How Hotstar Managed 65 Million Live Viewers During Cricket

DevBlog

Mar 13, 2026 · 5 min read · 27 views

How Hotstar Managed 65 Million Live Viewers During Cricket

Cricket is the biggest sport in India and Southeast Asia. When a major tournament happens, millions of people tune in at the same time. Recently, the streaming platform Hotstar handled a peak of 65.2 million concurrent digital viewers. This is a massive amount of traffic for any website. By looking at the technical side of a live match between India and New Zealand, we can see how their system stays online under such heavy pressure. video

Multiple Camera Angles for a Custom Experience

Hotstar offers more than just a single video feed. Users can switch between different views during the game. These options include the main camera, the stump cam, the batter cam, and a wide field view. Each of these views is a separate live stream.

The batter cam provides a combined view of the field and the batsman. These features require a complex setup behind the scenes. Even though there are many angles, the core way the video moves from the stadium to your screen stays the same across all of them.

How Live Video Streaming Works

To understand Hotstar, you first need to know how basic streaming works.

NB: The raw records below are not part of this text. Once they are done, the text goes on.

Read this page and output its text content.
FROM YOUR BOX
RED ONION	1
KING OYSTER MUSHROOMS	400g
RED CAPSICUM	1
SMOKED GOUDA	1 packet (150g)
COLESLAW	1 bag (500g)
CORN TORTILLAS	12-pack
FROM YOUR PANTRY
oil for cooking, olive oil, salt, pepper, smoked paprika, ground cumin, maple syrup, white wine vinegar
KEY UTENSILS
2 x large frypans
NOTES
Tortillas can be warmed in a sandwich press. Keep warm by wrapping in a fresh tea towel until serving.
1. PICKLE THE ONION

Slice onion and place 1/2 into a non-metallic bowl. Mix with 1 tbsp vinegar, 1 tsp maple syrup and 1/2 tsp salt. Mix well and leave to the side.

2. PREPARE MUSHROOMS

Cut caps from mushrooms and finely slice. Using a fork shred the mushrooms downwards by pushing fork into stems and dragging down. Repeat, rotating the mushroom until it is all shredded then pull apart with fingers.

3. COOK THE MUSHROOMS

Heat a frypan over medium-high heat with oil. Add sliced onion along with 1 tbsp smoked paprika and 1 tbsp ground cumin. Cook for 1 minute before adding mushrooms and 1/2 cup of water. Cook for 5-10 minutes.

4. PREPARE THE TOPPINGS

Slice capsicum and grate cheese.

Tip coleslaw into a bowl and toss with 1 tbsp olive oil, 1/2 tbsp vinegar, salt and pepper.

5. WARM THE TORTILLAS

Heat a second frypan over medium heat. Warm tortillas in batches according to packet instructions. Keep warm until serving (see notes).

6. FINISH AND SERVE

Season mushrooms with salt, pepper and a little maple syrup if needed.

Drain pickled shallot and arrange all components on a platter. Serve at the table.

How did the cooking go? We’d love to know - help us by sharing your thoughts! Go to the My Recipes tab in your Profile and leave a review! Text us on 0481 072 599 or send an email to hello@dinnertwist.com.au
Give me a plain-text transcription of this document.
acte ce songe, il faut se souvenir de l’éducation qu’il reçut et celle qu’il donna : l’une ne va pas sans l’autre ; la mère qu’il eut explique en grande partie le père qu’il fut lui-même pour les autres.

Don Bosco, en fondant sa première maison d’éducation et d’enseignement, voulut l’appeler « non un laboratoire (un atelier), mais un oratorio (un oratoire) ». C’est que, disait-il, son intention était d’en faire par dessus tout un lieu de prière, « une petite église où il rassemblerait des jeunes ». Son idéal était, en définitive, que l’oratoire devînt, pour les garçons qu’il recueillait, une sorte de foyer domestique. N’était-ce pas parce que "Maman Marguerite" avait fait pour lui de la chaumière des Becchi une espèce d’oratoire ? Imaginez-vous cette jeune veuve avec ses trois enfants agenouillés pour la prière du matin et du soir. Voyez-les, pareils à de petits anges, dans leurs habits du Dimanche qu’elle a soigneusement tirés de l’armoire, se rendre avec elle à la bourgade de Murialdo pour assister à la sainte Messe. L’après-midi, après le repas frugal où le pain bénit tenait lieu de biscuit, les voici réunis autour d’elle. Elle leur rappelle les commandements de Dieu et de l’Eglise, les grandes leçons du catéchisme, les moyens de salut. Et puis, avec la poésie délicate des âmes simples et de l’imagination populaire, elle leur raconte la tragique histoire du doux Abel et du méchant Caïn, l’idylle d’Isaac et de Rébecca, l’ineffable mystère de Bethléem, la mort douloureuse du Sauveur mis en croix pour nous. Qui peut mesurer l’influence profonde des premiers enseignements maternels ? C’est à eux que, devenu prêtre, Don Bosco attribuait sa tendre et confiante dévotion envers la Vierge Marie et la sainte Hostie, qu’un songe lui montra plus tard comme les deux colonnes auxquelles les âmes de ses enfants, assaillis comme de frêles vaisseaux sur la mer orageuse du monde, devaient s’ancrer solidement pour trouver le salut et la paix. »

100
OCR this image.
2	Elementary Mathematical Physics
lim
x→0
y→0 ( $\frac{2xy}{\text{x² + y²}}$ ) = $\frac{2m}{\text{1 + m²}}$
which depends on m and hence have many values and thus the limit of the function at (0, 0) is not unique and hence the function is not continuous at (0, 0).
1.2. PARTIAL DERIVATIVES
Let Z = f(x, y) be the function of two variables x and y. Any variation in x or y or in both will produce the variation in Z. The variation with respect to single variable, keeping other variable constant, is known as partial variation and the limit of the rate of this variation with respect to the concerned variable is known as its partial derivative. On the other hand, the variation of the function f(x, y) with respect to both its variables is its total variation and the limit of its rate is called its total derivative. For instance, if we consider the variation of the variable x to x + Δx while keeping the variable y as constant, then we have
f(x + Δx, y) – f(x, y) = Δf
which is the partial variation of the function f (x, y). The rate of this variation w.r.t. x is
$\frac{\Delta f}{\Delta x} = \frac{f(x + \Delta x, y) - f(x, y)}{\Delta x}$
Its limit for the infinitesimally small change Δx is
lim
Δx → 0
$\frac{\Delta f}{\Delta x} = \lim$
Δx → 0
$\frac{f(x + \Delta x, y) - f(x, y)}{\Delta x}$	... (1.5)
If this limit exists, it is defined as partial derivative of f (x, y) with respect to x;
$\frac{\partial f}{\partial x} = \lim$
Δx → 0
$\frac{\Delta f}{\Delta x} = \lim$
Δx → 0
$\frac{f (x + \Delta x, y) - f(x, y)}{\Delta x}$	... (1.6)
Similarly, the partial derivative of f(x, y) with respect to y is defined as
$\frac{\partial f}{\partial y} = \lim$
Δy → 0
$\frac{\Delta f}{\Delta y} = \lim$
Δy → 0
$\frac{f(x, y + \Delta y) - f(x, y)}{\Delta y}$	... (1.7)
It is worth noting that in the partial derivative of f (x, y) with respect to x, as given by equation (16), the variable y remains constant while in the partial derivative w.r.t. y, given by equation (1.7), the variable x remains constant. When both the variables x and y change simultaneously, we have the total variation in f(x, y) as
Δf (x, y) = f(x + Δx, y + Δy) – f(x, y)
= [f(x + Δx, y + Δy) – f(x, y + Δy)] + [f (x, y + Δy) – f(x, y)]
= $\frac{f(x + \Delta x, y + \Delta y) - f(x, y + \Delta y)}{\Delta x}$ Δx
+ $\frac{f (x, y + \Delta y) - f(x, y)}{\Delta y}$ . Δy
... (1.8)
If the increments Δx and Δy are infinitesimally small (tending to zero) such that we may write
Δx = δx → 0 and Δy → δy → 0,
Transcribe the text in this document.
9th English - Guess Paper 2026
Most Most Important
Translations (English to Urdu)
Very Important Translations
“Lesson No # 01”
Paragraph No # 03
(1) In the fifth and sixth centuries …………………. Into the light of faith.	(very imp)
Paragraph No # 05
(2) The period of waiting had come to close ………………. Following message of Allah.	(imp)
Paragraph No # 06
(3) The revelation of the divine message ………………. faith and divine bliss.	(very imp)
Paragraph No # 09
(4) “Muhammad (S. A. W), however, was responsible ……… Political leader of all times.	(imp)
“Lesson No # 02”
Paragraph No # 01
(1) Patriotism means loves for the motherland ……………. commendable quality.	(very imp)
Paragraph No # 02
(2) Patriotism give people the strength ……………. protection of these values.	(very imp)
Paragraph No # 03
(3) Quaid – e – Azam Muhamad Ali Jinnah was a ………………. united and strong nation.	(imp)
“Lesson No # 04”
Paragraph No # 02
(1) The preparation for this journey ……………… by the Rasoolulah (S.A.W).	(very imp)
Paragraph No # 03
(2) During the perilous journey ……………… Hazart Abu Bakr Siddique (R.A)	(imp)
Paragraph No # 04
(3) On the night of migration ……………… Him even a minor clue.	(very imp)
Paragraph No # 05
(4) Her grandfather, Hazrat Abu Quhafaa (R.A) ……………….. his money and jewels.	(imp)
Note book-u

It starts with a camera at the stadium recording the action. This camera sends a constant stream of data to a backend server.

The server does not send one giant file to the viewers. Instead, it breaks the video into small "chunks." These chunks are usually 3 or 4 seconds long. The server then uploads these small files to a storage area.

The Role of the CDN

A single storage server cannot talk to 60 million people at once. It would crash instantly. To fix this, platforms use a Content Delivery Network (CDN).

  • Storage: This holds the video chunks but does not serve the public.

  • CDN Nodes: These are many servers spread out across different locations.

  • Edge Delivery: Viewers connect to the CDN node closest to them.

When a million people ask for the same video chunk, the CDN node only asks the storage server for that file one time. It then copies that file and sends it to all a million people. This protects the main server from being overwhelmed.

Using M3U8 and TS Files

If you look at the network traffic of the Hotstar player, you will see two main types of files. These are M3U8 and TS files.

The TS files are the actual pieces of video. The M3U8 file is a playlist or a "manifest." It tells your video player the correct order of the chunks. It also tells the player how long each chunk lasts.

In the Hotstar live stream, the playlist is truncated. This means it only shows the last 20 or 30 packets. This keeps the file small and ensures everyone stays as close to "live" as possible.

Skipping Digital Rights Management (DRM)

Most streaming sites like Netflix use DRM to protect their content. DRM encrypts the video so only authorized users can watch it. However, Hotstar seems to skip DRM for these massive live cricket matches.

There are a few reasons why they might do this:

  1. Speed: DRM adds an extra step to the process which can slow things down.

  2. Compatibility: Some older devices struggle to play DRM-protected content.

  3. Stability: It removes a point of failure on both the server and the client side.

Because there is no DRM, you can actually download a single TS chunk and play it directly on a computer using a standard video player. Hotstar likely prioritizes a smooth experience for 65 million people over strict file protection.

Multi-CDN Strategy for Reliability

Hotstar does not rely on just one company to deliver its video. They use a Multi-CDN architecture. This means they use several different providers at the same time.

During a live match, the system might switch between Amazon Web Services (AWS) CloudFront and Akamai. They even use local ISP networks, like Airtel in India, to serve data even faster.

This strategy provides two big benefits:

  • Redundancy: If one CDN provider has a technical problem, the traffic can move to another one.

  • Capacity: No single CDN can easily handle 65 million people alone. Spreading the load makes the system stronger.

Resolution and Quality Control

Interestingly, the main camera feed sometimes caps the resolution at 720p, even if you select "Full HD." This might be a way to save bandwidth during peak times. However, other views like the stump cam or field view often reach 1080p.

The system is smart enough to change quality based on your settings. If you choose "Data Saver," the URL changes to pull a lower-quality file. If you choose "HD," it pulls a higher-quality file. This is called Adaptive Bitrate Streaming.

Build Your Own Video Infrastructure

Building a system that scales to millions of people takes years of work. If you are a smaller company, you can use tools to get similar results faster. Gumlet is a sponsor that provides end-to-end video hosting.

They offer the same features Hotstar uses, such as adaptive bitrate streaming and a global CDN. They also provide DRM protection with one click, which is something Hotstar chose to leave out for these big games. You can start for free without a credit card.

Conclusion

Streaming to 65 million people is a massive engineering feat. Hotstar achieves this by breaking video into small chunks and using a massive network of CDN servers. By avoiding DRM and using multiple providers like AWS and Akamai, they ensure the stream stays live for everyone.

The core of this architecture is simple: record, chunk, and distribute. As long as you can add more CDN capacity, you can serve an almost unlimited number of viewers. This setup is the gold standard for live sports in the digital age.